Andrews started early, learning how to play drums and what he remembers as “the world's smallest trumpet” at the age of three. By the time he reached six, this prodigy was playing trumpet and trombone in a jazz band led by his older brother James, himself a trumpet player of local renown who has been called “Satchmo of the Ghetto.” Not long afterward, Troy formed his own band with some other musically inclined kids from Tremé, including current bandmate Williams, and they became regulars at Jackson Square, playing for spare change and pulling in as much as $400 apiece on a particularly hopping weekend. During a visit to a small New Orleans club, Bono and the Edge happened upon the trombone player, who was then 12. “We walked in and the place was jumping,” the Edge recalled. “There was this little funk band, but they were all playing brass instruments, which is something I'd never heard of or seen before. We were just mesmerized by him. I ended up with Bono, after a few tequilas, dancing with a bunch of girls on the top of the bar. It was one of those sort of nights.”

Troy's rarefied talents and immense promise inspired the organizers of the New Orleans Jazz & Heritage Festival to pick him as the subject of the fest's annual Congo Square official poster. In 2009, at 23, he became the youngest artist ever to be pictured on a poster—the next youngest was Wynton Marsalis, who was featured at age 41. Said Marsalis of Andrews, “Shorty possesses the rarest combination of talent, technical capability and down-home soul. I'm his biggest fan.”

The press has been blown away as well. Checking out a Trombone Shorty & Orleans Avenue performance, New York Times lead music critic Jon Pareles observed that the front man “flaunted the presence of a rock star... He played trombone with almost combative postures.” And Rolling Stone's David Fricke observed that Andrews, “looking like a street-parade P. Diddy in a sharp white suit, made true heavy metal with his horn in a thrilling recasting of AC/DCs ‘Back in Black.'”

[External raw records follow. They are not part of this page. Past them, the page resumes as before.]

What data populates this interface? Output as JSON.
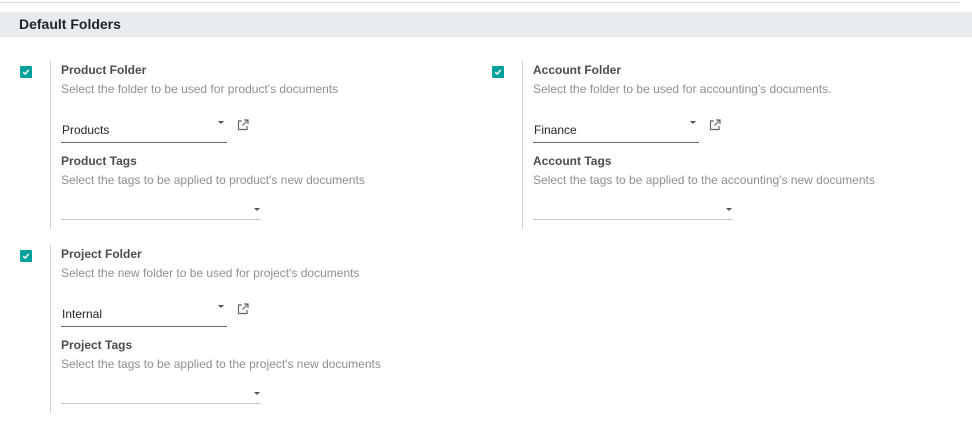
{
  "section": {
    "title": "Default Folders"
  },
  "settings": [
    {
      "label": "Product Folder",
      "description": "Select the folder to be used for product's documents",
      "folder_value": "Products",
      "tags_label": "Product Tags",
      "tags_description": "Select the tags to be applied to product's new documents",
      "tags_value": ""
    },
    {
      "label": "Account Folder",
      "description": "Select the folder to be used for accounting's documents.",
      "folder_value": "Finance",
      "tags_label": "Account Tags",
      "tags_description": "Select the tags to be applied to the accounting's new documents",
      "tags_value": ""
    },
    {
      "label": "Project Folder",
      "description": "Select the new folder to be used for project's documents",
      "folder_value": "Internal",
      "tags_label": "Project Tags",
      "tags_description": "Select the tags to be applied to the project's new documents",
      "tags_value": ""
    }
  ],
  "icons": {
    "checkbox": "checkmark-icon",
    "external_link": "external-link-icon",
    "dropdown": "caret-down-icon"
  },
  "colors": {
    "accent": "#00a09d",
    "header_bg": "#e9ecef",
    "muted_text": "#8f8f8f"
  }
}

When asked about his favorite songs on Backatown, Andrews says, “Actually, I'm quite comfortable with the whole record. Being a musician, I'm never, ever comfortable with a record, because as soon as it's finished I hear something I could change, but not in this case. It's cool for me, 'cause I'm not on there takin' an eight-minute solo or anything like that. I think it's a well-rounded record, with songs that can catch everybody's attention.